I changed the starter and the relay and lost power to everything after the work was done. found a blown fusable link thinking that was my problem. After mending that I hooked it back up and now when I turn my key to start the starter spins without engaging and when I turn it to off it still spins.
When the starter continues to spin, pull the red/light-blue wire off the solenoid... starter still spinning? If so, the solenoid (relay) is stuck; if not, most likely the ignition switch on the steering column needs attention.
There really isn't much to these systems...
The red/light-blue wire connects at 5, it supplies power to the electromagnet in the solenoid and tells it to connect the large connections (3 & 6) together.
I'll give that a shot in the morning but I also have two mystery wires and one of them seems to supply power to the fuse box and ignition switch(the blown fusable link). I also have a red wire with an inline fuse and I lose that one in a wiring harness after the firewall
I would guess the red wire with inline fuse is something some PO added, you'll have to trace that to figure out what it is.
Yes, I think there's a kinda-thick yellow (might be black.orange, I forget) with a fusible link that would supply power to the inside of the cab, don't expect anything to work if that fusible link is blown. More importantly, you need to find out why that thing has blown....
I think I blew it putting the solenoid on but I repaired it and power is back on. But just trying to figure out where to put these two smaller wires (only about 11 gauge).
The fusable link looks factory but I can't tell the other write with the inline fuse. One is black and the other red with orange wire by the fuse were it looks to have been spliced in by the previous owner. Both have large eyelets that fit over the bigger studs.

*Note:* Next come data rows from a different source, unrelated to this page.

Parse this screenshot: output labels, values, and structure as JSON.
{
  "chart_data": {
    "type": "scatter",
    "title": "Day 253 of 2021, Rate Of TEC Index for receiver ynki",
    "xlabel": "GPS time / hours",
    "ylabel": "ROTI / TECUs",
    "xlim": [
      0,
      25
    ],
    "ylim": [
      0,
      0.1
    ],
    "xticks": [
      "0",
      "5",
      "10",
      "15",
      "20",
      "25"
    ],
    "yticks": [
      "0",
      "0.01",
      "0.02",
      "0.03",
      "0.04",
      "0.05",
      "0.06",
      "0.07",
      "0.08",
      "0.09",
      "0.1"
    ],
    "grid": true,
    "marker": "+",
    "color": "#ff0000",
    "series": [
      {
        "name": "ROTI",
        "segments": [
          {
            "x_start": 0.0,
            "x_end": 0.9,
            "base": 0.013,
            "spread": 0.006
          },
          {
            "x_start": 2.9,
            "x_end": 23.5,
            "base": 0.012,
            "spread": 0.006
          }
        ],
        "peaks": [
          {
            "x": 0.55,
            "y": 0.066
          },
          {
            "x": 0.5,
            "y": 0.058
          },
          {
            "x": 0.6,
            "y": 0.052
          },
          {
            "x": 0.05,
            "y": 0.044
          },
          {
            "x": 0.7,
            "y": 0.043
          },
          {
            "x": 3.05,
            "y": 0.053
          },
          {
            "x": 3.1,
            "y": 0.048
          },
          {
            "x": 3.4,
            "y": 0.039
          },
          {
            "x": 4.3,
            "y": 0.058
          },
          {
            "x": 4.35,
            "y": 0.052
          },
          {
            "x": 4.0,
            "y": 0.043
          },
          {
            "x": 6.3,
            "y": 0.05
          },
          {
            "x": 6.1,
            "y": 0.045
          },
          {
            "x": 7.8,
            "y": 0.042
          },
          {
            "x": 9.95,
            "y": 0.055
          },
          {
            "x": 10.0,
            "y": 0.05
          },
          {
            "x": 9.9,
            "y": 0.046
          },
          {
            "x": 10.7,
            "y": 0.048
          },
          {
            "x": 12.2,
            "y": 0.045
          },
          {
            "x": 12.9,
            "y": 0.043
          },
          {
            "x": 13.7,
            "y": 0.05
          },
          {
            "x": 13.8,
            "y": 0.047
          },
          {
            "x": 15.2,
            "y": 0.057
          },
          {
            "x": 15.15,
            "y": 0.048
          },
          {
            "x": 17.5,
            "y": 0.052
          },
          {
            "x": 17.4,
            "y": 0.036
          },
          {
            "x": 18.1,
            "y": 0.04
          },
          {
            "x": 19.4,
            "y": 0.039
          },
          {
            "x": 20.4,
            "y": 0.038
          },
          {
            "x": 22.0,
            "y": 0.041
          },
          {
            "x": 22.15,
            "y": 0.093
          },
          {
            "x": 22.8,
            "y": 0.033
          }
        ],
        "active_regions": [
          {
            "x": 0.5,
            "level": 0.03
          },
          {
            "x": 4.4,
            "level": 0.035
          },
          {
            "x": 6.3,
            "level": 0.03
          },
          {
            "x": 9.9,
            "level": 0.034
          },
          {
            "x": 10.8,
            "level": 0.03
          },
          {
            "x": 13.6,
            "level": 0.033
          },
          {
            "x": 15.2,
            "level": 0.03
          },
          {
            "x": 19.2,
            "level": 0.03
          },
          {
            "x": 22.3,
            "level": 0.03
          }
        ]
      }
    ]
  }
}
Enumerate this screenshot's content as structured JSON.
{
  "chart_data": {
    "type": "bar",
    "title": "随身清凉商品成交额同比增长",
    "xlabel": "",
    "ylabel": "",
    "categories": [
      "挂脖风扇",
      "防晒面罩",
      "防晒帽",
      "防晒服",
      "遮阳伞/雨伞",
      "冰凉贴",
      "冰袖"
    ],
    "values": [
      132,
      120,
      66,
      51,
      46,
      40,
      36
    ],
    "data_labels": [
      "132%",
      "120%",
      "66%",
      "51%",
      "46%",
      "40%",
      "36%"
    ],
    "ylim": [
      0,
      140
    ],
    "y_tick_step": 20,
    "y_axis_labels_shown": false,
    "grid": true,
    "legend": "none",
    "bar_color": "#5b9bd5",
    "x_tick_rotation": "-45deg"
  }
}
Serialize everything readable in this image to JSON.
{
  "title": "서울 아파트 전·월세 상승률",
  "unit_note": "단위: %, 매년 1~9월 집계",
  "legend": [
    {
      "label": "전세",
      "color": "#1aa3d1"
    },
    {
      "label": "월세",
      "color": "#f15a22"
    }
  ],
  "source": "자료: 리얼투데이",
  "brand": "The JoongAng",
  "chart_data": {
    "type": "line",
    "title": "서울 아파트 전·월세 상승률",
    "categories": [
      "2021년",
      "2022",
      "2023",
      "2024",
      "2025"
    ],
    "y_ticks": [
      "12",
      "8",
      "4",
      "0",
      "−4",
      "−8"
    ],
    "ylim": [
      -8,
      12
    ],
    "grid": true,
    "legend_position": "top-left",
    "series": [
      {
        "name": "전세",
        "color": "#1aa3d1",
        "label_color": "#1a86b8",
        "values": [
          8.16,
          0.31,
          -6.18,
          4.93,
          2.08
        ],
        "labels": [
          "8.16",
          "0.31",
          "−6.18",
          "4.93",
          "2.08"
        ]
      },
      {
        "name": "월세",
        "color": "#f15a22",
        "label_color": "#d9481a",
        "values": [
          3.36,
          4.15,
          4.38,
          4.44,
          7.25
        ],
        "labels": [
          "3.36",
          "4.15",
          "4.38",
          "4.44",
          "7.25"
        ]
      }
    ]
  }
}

Everything electrically is running as it should. I hear my solenoid click, and my starter is spinning. I was doing some research on it and it sounds like it could be the thrust bearing on the crank causing the flexplate to have slop in it? I had looked at the old starter and the wear marks on the teeth are on the outside of the gear for the starter. Could this possible be the problem
My personal suspicion is the guy installed the wrong flywheel/flexplate or the wrong starter motor. If there was enough thrust bearing slop to allow that much of a starter/flexplate mismatch, the engine would be noisy and would fly to pieces at moderate RPMs IMHO.